Unfortunately for the EAC, the Republicans on the Committee believe the agency has outlived its purpose, going well beyond its original three-year mandate. Rep. Harper referring to it as a "bloated bureaucracy," and would go on to paraphrase Ronald Reagan's quote, "[T]here is nothing closer on earth to eternal life than a temporary government agency." However, the lack of a powerful federal elections authority on standards and best practices leaves federal election outcomes in the hands of fifty different bodies each with their own goals, prerogatives, and budgets. Clearly, uniformity, an important component of successful administration, is distinctly lacking. For the sake of simplicity, we believe the Elections Assistance Commission should not only be preserved, but that it should be made more dynamic and authoritative in order to improve national voter confidence and clamp down on the piles of bureaucracy generated by a lack of federal power in the field of election administration.
The EAC has a massively important role as the primary clearinghouse for everything related to nationwide election administration, i.e. the best practices. However, even though the EAC has all this pertinent information, it's not allowed to mandate the states to follow anything close to the best practices, stripping the EAC of much of its ability to actually improve the election process. Further, the use of these best practices, which would-by definition-reduce disenfranchisement and increase election efficiency, are also voluntary. In the Committee, Rep. Charles Gonzalez (D-TX) introduced amendments that would not only keep the EAC, but also improve it through legislation. The amendments called for the Government Accountability Office to review the EAC, and to provide analysis so that the agency could be improved. Again, unfortunately for the EAC, these amendments were voted down along party lines.
The Committee heard much testimony, including many Secretaries of State and state election officials. While the Secretaries of State testimony was relied on in moving the bill forward, the people on the ground, the election officials, found the EAC to be an extremely helpful agency (for example, Sacramento Registrar Ms. LaVine). Furthermore, while Rep. Harper is convinced that the FEC can take over the duties of the EAC, some others are less convinced. The president of the Leadership Conference of Civil and Human Rights, Wade Henderson, called it "overworked, partisan, and ineffective." This is perhaps evidence that a GAO study is worthy of more consideration.
Moreover, simply looking at how other countries administer elections and their associated results suggests a possible way for the US to balance its democracy deficit. When it comes to states administering their own elections, we are the exception rather than the rule in the international community. A large majority of countries have their elections planned and executed by the central government, reducing the occurrence of unplanned disenfranchisement and convoluted state-by-state differentiations. For example, several other industrialized countries such as Portugal, Spain , France, Australia, and others all rely on the central government to administer elections. In addition, these countries typically enjoy less electoral bureaucracy and greater ease of voting - including the use of voter proxies and automatic registration for all citizens 18 years of age or older.
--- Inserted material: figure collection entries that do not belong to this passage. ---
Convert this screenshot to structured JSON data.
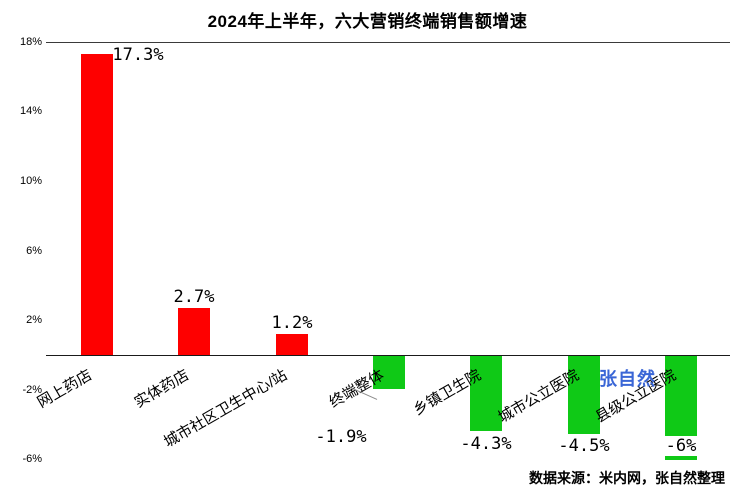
{
  "title": "2024年上半年，六大营销终端销售额增速",
  "source_note": "数据来源：米内网，张自然整理",
  "watermark": "张自然",
  "colors": {
    "positive_bar": "#fe0000",
    "negative_bar": "#0fc916",
    "watermark": "#3a66d6",
    "axis_line": "#333333"
  },
  "chart_data": {
    "type": "bar",
    "categories": [
      "网上药店",
      "实体药店",
      "城市社区卫生中心/站",
      "终端整体",
      "乡镇卫生院",
      "城市公立医院",
      "县级公立医院"
    ],
    "values": [
      17.3,
      2.7,
      1.2,
      -1.9,
      -4.3,
      -4.5,
      -6
    ],
    "labels": [
      "17.3%",
      "2.7%",
      "1.2%",
      "-1.9%",
      "-4.3%",
      "-4.5%",
      "-6%"
    ],
    "title": "2024年上半年，六大营销终端销售额增速",
    "xlabel": "",
    "ylabel": "",
    "ylim": [
      -6,
      18
    ],
    "yticks": [
      "18%",
      "14%",
      "10%",
      "6%",
      "2%",
      "-2%",
      "-6%"
    ],
    "ytick_values": [
      18,
      14,
      10,
      6,
      2,
      -2,
      -6
    ],
    "grid": false,
    "legend": "none",
    "label_dx": [
      41,
      0,
      0,
      -48,
      0,
      0,
      0
    ],
    "label_dy": [
      12,
      0,
      0,
      0,
      0,
      0,
      0
    ]
  }
}
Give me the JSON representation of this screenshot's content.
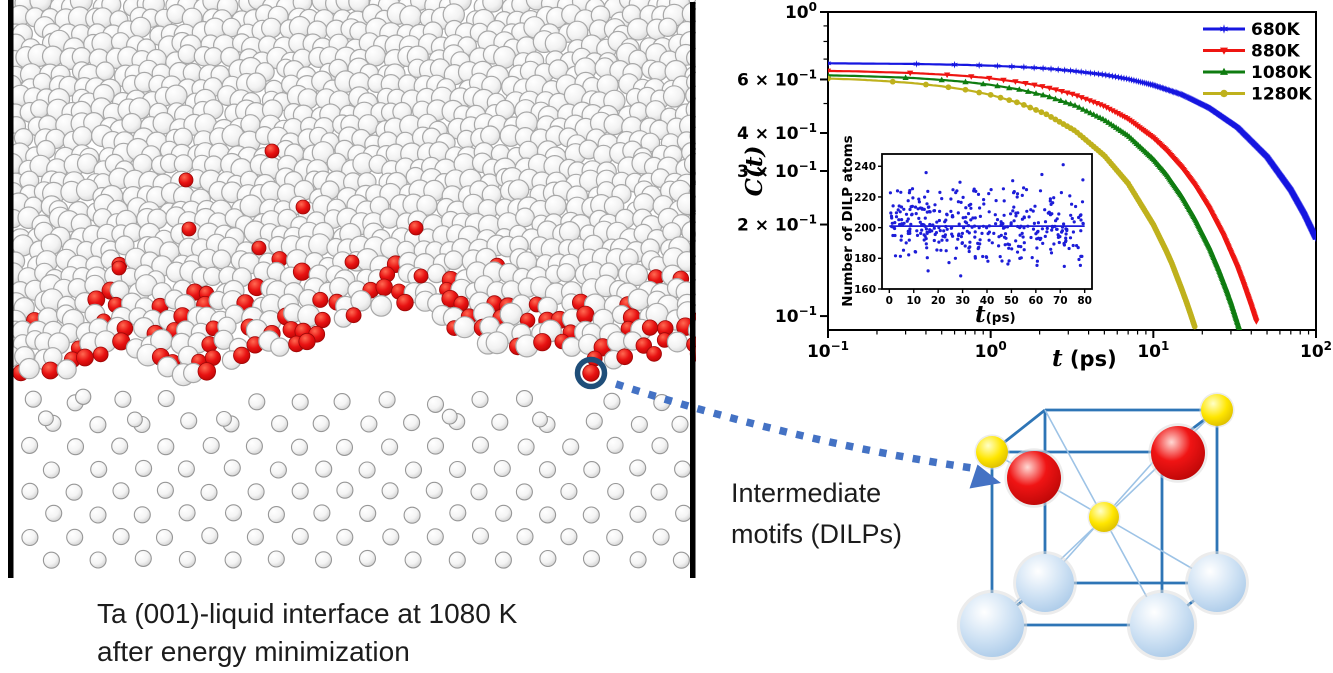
{
  "left_panel": {
    "caption_line1": "Ta (001)-liquid interface at 1080 K",
    "caption_line2": "after energy minimization",
    "border_color": "#000000",
    "liquid_atom_color": "#f3f3f3",
    "liquid_atom_edge": "#a8a8a8",
    "red_atom_color": "#e31212",
    "annotation_circle_color": "#1f4e79"
  },
  "arrow": {
    "color": "#4472c4",
    "style": "dashed"
  },
  "unit_cell": {
    "label_line1": "Intermediate",
    "label_line2": "motifs (DILPs)",
    "edge_color": "#2e75b6",
    "diagonal_color": "#9dc3e6",
    "corner_sphere_color": "#bdd7ee",
    "dilp_red_color": "#e8100c",
    "dilp_yellow_color": "#ffe100"
  },
  "chart_data": [
    {
      "type": "line",
      "xscale": "log",
      "yscale": "log",
      "xlim": [
        0.1,
        100
      ],
      "ylim": [
        0.09,
        1.0
      ],
      "grid": false,
      "ylabel": "C(t)",
      "xlabel_italic": "t",
      "xlabel_rest": " (ps)",
      "legend_position": "top-right-inside",
      "x_ticks": [
        {
          "v": 0.1,
          "base": "10",
          "exp": "−1"
        },
        {
          "v": 1,
          "base": "10",
          "exp": "0"
        },
        {
          "v": 10,
          "base": "10",
          "exp": "1"
        },
        {
          "v": 100,
          "base": "10",
          "exp": "2"
        }
      ],
      "x_minor": [
        0.2,
        0.3,
        0.4,
        0.5,
        0.6,
        0.7,
        0.8,
        0.9,
        2,
        3,
        4,
        5,
        6,
        7,
        8,
        9,
        20,
        30,
        40,
        50,
        60,
        70,
        80,
        90
      ],
      "y_ticks": [
        {
          "v": 1.0,
          "base": "10",
          "exp": "0"
        },
        {
          "v": 0.6,
          "base": "6 × 10",
          "exp": "−1"
        },
        {
          "v": 0.4,
          "base": "4 × 10",
          "exp": "−1"
        },
        {
          "v": 0.3,
          "base": "3 × 10",
          "exp": "−1"
        },
        {
          "v": 0.2,
          "base": "2 × 10",
          "exp": "−1"
        },
        {
          "v": 0.1,
          "base": "10",
          "exp": "−1"
        }
      ],
      "y_minor": [
        0.9,
        0.8,
        0.7,
        0.5
      ],
      "series": [
        {
          "name": "680K",
          "color": "#1616e0",
          "marker": "star",
          "marker_dt": 0.25,
          "points": [
            [
              0.1,
              0.678
            ],
            [
              0.15,
              0.677
            ],
            [
              0.22,
              0.676
            ],
            [
              0.33,
              0.675
            ],
            [
              0.5,
              0.672
            ],
            [
              0.7,
              0.67
            ],
            [
              1,
              0.666
            ],
            [
              1.5,
              0.66
            ],
            [
              2.2,
              0.652
            ],
            [
              3.3,
              0.639
            ],
            [
              5,
              0.622
            ],
            [
              7,
              0.602
            ],
            [
              10,
              0.575
            ],
            [
              15,
              0.535
            ],
            [
              22,
              0.484
            ],
            [
              33,
              0.417
            ],
            [
              50,
              0.334
            ],
            [
              70,
              0.26
            ],
            [
              85,
              0.216
            ],
            [
              100,
              0.18
            ]
          ]
        },
        {
          "name": "880K",
          "color": "#ee1511",
          "marker": "triangle-down",
          "marker_dt": 0.22,
          "points": [
            [
              0.1,
              0.64
            ],
            [
              0.15,
              0.638
            ],
            [
              0.22,
              0.634
            ],
            [
              0.33,
              0.63
            ],
            [
              0.5,
              0.623
            ],
            [
              0.7,
              0.616
            ],
            [
              1,
              0.605
            ],
            [
              1.5,
              0.588
            ],
            [
              2.2,
              0.566
            ],
            [
              3.3,
              0.534
            ],
            [
              5,
              0.49
            ],
            [
              7,
              0.445
            ],
            [
              10,
              0.386
            ],
            [
              12,
              0.352
            ],
            [
              15,
              0.308
            ],
            [
              18,
              0.27
            ],
            [
              22,
              0.227
            ],
            [
              27,
              0.184
            ],
            [
              33,
              0.144
            ],
            [
              36,
              0.127
            ],
            [
              40,
              0.108
            ],
            [
              43,
              0.096
            ]
          ]
        },
        {
          "name": "1080K",
          "color": "#0f7c10",
          "marker": "triangle-up",
          "marker_dt": 0.2,
          "points": [
            [
              0.1,
              0.619
            ],
            [
              0.15,
              0.616
            ],
            [
              0.22,
              0.612
            ],
            [
              0.33,
              0.607
            ],
            [
              0.5,
              0.598
            ],
            [
              0.7,
              0.589
            ],
            [
              1,
              0.576
            ],
            [
              1.5,
              0.556
            ],
            [
              2.2,
              0.53
            ],
            [
              3.3,
              0.493
            ],
            [
              5,
              0.442
            ],
            [
              7,
              0.392
            ],
            [
              10,
              0.328
            ],
            [
              12,
              0.293
            ],
            [
              15,
              0.247
            ],
            [
              18,
              0.209
            ],
            [
              22,
              0.169
            ],
            [
              25,
              0.144
            ],
            [
              28,
              0.123
            ],
            [
              30,
              0.111
            ],
            [
              34,
              0.09
            ]
          ]
        },
        {
          "name": "1280K",
          "color": "#bfb11d",
          "marker": "circle",
          "marker_dt": 0.15,
          "points": [
            [
              0.1,
              0.604
            ],
            [
              0.15,
              0.6
            ],
            [
              0.22,
              0.593
            ],
            [
              0.33,
              0.584
            ],
            [
              0.5,
              0.57
            ],
            [
              0.7,
              0.555
            ],
            [
              1,
              0.534
            ],
            [
              1.5,
              0.502
            ],
            [
              2.2,
              0.461
            ],
            [
              3.3,
              0.407
            ],
            [
              5,
              0.337
            ],
            [
              7,
              0.273
            ],
            [
              10,
              0.2
            ],
            [
              12,
              0.164
            ],
            [
              13,
              0.149
            ],
            [
              15,
              0.122
            ],
            [
              16,
              0.111
            ],
            [
              17,
              0.101
            ],
            [
              18,
              0.092
            ]
          ]
        }
      ]
    },
    {
      "type": "scatter",
      "inset": true,
      "ylabel": "Number of DILP atoms",
      "xlabel_italic": "t",
      "xlabel_rest": "(ps)",
      "xlim": [
        -3,
        83
      ],
      "ylim": [
        160,
        248
      ],
      "x_ticks": [
        0,
        10,
        20,
        30,
        40,
        50,
        60,
        70,
        80
      ],
      "y_ticks": [
        160,
        180,
        200,
        220,
        240
      ],
      "n_points": 380,
      "y_mean": 201,
      "y_std": 13,
      "y_clip": [
        163,
        246
      ],
      "x_range": [
        0.3,
        79.7
      ],
      "mean_line": 201,
      "point_color": "#1d1dd8",
      "line_color": "#1d1dd8"
    }
  ]
}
The EAC is performing an essential duty, but doesn't have the teeth necessary to sufficiently improve the uniformity, credibility, or confidence in election results. We believe, along with Rep. Gonzalez and others, that this agency can be improved. Understanding that each state has its own unique electoral climate and needs, we aren't recommending the federal government completely control all aspects of federal elections within the states. We are simply advocating the retaining and improving of a federal authority. That authority will identify and uphold higher standards for elections throughout the nation, a move which can only help voter confidence by generating uniformity for federal elections and preventing voter restrictions, such as voter ID laws and felon disenfranchisement, which are known to bar millions of voters from participating in a fundamental aspect of our democracy, the right to vote.